The Pause that Costs Everything
The most expensive sentence in business is ‘That should be covered’ because it stops the inquiry. It ends the search for truth before the truth has been documented. It creates a false sense of peace that prevents the policyholder from hiring the experts they need at the moment they need them most. By the time the realization hits-usually around the 64th day-the trail is cold, the debris is gone, and the carrier has already set their reserves. At that point, you aren’t negotiating from a position of strength; you are begging for a reconsidered opinion.

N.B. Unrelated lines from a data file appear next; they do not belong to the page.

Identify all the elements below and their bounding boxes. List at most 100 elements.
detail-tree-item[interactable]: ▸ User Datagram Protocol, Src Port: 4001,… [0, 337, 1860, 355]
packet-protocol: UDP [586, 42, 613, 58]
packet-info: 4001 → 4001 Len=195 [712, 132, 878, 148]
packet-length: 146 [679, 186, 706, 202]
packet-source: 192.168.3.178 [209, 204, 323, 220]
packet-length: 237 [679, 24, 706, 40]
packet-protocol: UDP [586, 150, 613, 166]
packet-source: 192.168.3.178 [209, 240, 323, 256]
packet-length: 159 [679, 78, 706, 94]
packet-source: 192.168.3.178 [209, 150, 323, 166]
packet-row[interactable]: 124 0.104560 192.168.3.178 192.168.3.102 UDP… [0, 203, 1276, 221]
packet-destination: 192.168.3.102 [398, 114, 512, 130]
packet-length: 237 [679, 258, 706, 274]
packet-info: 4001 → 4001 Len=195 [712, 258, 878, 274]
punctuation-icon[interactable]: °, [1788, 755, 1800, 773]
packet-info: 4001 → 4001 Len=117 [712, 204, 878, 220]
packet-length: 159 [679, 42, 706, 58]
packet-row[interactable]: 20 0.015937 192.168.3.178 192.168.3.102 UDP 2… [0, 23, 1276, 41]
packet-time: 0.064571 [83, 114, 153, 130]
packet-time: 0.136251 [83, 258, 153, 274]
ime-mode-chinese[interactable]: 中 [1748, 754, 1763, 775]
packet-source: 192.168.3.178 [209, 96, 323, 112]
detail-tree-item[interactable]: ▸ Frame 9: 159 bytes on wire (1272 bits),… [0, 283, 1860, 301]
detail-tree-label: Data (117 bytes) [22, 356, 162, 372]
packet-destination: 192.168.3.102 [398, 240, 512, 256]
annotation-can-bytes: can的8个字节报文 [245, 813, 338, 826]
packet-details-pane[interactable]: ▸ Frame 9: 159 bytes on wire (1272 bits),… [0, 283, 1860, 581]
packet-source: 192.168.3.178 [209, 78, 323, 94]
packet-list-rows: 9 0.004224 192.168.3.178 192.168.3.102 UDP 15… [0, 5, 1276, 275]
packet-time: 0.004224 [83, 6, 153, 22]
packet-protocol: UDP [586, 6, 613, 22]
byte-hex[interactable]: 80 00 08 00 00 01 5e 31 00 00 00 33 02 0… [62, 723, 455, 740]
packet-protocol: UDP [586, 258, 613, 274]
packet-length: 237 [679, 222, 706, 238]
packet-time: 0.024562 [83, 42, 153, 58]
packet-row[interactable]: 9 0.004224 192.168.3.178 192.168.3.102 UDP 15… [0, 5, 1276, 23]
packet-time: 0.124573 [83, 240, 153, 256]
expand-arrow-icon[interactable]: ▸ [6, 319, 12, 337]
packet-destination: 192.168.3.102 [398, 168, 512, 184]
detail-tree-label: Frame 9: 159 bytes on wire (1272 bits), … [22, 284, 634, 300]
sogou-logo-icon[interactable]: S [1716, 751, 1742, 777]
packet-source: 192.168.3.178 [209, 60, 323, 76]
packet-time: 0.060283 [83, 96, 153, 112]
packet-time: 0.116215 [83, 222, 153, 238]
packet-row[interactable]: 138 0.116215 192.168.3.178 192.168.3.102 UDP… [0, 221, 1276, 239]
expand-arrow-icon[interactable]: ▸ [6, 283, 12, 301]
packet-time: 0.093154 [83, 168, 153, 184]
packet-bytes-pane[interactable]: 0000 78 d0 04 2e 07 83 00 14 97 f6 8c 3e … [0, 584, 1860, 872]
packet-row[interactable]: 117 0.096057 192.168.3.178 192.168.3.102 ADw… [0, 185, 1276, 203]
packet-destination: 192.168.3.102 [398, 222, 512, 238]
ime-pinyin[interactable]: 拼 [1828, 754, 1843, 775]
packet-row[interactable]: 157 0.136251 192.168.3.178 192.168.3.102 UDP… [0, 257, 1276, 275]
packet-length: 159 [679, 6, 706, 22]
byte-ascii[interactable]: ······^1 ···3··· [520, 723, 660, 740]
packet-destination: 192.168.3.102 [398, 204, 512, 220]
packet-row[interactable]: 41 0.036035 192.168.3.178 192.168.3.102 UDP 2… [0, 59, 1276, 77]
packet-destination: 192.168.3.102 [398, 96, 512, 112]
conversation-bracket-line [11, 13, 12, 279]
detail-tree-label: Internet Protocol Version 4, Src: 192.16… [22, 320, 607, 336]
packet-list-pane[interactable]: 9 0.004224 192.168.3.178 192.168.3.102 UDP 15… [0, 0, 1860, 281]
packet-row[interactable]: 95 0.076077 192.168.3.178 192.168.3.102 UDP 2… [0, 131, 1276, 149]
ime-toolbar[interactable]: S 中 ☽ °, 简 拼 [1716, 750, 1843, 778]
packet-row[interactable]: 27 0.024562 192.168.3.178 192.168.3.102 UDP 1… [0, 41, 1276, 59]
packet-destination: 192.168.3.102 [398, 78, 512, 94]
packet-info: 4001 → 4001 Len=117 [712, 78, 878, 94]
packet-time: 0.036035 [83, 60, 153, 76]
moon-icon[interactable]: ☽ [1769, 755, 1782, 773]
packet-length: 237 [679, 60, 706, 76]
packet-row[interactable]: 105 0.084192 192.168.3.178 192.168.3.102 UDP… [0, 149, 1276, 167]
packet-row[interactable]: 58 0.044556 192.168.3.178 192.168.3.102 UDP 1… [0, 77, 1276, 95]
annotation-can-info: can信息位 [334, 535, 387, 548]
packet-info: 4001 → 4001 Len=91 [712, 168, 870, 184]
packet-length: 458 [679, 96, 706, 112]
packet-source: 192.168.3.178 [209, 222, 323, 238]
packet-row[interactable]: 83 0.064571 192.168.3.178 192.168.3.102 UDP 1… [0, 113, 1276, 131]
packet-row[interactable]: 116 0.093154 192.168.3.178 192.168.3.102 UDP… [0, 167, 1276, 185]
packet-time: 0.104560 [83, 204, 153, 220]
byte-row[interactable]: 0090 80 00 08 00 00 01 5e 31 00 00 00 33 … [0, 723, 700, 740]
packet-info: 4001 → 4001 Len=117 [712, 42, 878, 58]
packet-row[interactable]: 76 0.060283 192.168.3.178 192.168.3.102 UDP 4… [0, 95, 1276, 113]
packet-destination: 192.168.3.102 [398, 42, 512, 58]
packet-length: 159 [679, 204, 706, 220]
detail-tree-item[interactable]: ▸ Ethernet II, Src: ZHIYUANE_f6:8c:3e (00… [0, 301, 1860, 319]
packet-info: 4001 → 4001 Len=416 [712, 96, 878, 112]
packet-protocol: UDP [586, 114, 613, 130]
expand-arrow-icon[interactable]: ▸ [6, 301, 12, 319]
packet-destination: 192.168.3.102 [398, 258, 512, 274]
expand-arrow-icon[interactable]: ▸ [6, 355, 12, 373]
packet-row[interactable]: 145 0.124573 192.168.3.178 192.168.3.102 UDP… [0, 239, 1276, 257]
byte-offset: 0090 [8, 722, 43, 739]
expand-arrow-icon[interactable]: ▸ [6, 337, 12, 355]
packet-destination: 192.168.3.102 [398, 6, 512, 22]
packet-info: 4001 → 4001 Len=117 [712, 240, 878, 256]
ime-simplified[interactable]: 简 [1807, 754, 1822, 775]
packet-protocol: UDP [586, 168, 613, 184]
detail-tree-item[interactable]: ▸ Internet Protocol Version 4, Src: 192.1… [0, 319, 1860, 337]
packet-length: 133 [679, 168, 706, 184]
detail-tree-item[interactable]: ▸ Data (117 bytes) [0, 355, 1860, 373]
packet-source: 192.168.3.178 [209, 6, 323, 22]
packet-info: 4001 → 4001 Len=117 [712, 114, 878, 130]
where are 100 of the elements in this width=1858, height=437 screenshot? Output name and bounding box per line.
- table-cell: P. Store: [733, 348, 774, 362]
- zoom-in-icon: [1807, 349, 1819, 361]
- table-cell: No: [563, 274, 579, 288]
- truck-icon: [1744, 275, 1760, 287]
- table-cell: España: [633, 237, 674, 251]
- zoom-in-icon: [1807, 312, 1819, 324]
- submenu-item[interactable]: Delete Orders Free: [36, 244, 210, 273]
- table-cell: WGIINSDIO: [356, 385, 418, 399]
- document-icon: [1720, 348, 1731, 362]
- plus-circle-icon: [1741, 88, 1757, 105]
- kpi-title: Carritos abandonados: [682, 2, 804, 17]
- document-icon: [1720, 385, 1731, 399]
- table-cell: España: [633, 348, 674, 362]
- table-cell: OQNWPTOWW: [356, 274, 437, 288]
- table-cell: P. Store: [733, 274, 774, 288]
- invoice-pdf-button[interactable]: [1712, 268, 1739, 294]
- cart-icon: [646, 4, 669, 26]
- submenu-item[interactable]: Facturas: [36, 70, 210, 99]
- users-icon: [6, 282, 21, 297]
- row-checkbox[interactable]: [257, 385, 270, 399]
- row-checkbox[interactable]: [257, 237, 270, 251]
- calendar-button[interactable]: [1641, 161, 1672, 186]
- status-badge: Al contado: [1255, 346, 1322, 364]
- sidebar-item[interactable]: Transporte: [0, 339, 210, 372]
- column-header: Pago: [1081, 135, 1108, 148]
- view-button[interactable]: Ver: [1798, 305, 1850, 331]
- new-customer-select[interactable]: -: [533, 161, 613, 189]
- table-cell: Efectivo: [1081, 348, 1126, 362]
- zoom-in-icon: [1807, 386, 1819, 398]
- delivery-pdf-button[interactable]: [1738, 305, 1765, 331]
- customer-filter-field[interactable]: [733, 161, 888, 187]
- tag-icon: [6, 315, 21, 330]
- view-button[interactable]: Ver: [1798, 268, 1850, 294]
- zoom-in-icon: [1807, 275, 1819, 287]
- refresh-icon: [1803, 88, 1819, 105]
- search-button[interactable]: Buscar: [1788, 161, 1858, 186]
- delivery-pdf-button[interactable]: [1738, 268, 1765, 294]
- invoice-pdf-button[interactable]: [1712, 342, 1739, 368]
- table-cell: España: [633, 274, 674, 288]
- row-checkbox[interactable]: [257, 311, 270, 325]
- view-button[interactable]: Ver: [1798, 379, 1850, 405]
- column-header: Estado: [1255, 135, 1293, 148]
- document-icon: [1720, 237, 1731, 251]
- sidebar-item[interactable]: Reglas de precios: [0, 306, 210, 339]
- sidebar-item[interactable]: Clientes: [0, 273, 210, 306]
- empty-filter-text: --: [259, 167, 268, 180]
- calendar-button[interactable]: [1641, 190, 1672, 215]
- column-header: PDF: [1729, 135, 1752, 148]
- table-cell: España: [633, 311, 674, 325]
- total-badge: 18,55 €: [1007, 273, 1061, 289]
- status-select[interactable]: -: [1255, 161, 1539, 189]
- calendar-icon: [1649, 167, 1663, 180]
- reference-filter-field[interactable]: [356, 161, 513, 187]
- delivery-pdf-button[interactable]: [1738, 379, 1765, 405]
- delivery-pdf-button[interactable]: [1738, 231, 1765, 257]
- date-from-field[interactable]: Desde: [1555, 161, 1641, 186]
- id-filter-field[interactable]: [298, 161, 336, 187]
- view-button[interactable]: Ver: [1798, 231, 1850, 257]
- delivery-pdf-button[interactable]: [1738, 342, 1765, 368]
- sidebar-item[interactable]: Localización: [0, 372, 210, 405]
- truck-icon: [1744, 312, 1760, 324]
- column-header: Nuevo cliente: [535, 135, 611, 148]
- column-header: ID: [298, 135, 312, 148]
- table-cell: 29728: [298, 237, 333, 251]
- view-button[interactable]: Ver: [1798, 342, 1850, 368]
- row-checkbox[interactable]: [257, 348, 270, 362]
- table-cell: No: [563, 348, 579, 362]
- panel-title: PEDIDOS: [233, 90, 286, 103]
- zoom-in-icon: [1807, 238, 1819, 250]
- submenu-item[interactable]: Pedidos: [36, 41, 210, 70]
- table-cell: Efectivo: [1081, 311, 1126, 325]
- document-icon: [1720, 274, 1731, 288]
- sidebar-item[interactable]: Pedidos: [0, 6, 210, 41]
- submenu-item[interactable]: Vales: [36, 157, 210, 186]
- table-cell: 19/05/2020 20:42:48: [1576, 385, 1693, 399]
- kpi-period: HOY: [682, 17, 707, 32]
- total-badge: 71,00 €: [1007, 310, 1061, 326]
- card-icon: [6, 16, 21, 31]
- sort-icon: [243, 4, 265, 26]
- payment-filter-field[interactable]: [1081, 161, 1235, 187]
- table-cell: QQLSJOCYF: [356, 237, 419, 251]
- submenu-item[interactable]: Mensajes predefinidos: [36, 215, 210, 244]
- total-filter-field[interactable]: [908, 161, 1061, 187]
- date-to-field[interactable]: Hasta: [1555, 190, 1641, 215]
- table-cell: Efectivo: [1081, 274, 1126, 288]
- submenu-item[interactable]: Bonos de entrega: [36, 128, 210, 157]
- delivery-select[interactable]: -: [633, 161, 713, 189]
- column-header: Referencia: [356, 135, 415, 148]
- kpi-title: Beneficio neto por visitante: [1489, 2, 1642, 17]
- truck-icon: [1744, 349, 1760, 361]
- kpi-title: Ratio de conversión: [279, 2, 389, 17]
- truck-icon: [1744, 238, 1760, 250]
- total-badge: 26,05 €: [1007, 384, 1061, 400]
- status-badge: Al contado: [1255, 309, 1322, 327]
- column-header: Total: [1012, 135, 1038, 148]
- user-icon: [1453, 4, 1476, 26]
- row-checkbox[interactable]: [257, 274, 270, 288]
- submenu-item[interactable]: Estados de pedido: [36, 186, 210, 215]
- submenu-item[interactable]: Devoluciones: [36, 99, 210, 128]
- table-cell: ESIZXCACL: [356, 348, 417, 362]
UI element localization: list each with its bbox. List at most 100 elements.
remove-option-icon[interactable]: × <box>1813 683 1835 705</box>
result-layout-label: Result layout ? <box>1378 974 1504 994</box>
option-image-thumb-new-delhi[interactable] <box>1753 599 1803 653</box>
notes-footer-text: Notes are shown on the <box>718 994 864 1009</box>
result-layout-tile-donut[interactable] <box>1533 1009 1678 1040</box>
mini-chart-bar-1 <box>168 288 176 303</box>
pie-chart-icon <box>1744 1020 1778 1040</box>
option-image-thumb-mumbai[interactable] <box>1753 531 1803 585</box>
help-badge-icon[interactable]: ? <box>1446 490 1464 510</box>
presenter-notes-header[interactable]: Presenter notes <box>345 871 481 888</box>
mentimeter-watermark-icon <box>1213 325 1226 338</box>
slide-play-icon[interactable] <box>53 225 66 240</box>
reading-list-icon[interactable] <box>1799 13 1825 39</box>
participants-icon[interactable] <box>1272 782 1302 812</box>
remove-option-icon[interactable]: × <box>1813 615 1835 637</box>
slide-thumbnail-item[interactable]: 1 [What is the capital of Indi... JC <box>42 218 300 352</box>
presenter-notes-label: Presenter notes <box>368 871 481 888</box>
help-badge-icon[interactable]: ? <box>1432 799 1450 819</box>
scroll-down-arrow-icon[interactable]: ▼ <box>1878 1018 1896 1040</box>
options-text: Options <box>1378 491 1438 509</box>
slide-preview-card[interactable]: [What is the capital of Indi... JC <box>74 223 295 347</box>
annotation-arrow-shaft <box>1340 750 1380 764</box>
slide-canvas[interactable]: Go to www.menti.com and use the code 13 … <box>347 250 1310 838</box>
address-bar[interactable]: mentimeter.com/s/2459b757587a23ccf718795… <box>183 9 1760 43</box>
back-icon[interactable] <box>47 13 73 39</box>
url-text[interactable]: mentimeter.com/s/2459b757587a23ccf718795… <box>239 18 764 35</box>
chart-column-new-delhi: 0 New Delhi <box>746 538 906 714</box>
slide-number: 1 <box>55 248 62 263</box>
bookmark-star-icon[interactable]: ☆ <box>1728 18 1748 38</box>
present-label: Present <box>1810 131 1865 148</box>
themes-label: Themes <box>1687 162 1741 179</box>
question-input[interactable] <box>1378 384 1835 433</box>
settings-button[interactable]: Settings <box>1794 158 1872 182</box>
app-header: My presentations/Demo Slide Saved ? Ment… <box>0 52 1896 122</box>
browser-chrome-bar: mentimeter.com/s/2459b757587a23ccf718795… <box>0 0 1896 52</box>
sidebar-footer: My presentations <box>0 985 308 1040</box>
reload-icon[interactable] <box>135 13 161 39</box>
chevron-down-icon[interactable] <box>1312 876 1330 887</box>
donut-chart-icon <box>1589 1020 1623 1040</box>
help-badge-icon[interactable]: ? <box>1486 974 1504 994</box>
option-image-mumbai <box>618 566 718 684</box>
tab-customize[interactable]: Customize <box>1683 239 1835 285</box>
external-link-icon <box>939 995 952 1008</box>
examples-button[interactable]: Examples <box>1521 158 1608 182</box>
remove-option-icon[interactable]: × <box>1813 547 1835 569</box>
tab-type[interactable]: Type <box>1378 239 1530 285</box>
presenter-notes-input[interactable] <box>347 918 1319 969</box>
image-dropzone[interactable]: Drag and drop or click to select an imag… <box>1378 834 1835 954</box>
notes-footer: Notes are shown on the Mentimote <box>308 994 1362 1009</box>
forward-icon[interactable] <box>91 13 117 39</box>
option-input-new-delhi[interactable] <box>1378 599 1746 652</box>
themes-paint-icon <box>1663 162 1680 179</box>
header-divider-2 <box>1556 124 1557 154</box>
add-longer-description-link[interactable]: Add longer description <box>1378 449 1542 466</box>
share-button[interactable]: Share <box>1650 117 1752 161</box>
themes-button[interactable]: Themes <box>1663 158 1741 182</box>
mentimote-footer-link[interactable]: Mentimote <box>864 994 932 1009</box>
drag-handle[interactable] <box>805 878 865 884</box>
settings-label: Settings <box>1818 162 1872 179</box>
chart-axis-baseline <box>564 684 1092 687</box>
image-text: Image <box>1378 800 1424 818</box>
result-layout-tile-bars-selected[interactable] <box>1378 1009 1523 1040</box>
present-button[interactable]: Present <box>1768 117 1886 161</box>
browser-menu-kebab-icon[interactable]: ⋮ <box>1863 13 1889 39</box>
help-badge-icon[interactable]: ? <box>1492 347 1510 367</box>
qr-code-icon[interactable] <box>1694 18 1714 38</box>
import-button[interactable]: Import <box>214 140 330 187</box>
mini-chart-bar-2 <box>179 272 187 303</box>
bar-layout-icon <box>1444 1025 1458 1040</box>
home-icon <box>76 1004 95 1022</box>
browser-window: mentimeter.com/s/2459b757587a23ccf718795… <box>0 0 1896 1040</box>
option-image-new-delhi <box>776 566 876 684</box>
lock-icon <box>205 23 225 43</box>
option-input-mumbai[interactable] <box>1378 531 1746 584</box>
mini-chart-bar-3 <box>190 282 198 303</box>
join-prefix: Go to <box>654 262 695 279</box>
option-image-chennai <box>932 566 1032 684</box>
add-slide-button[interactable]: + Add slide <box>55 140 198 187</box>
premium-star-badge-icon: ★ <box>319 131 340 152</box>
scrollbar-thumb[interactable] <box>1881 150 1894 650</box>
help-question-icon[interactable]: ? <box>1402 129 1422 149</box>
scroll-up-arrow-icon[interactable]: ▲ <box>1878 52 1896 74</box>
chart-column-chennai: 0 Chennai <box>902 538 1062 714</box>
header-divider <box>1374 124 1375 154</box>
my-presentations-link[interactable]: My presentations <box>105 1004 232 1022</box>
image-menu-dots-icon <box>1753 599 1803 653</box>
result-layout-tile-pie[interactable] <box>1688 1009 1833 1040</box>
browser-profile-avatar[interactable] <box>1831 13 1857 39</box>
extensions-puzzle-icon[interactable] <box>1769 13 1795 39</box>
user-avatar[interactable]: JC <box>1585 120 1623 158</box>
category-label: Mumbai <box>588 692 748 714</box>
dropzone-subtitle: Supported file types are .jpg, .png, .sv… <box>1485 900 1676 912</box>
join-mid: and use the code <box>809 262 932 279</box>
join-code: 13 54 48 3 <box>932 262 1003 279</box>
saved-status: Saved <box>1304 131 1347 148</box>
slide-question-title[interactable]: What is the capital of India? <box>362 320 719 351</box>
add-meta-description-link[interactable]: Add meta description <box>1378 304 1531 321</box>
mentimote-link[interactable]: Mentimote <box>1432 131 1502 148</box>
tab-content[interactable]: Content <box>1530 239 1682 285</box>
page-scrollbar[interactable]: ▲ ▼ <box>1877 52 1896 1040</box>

Liam is finally picking up a fresh piece of glass. He’s going to try to bend a ‘4‘ for a restaurant sign down the street. It’s a small start, a $144 job that won’t pay the mortgage but might fix his soul. He’s stopped listening to the ‘should’ people. He’s started reading the fine print of his own life with a magnifying glass.
He’s realized that in the end, the only thing that is truly covered is the ground you stand on and the proof you keep in your own pocket. The rest is just noise, a performance of busyness meant to keep the boss-or the reality of the loss-at bay until it’s too late to change the outcome.
Why do we wait for the catastrophe to demand the clarity we deserved on the day we signed the check?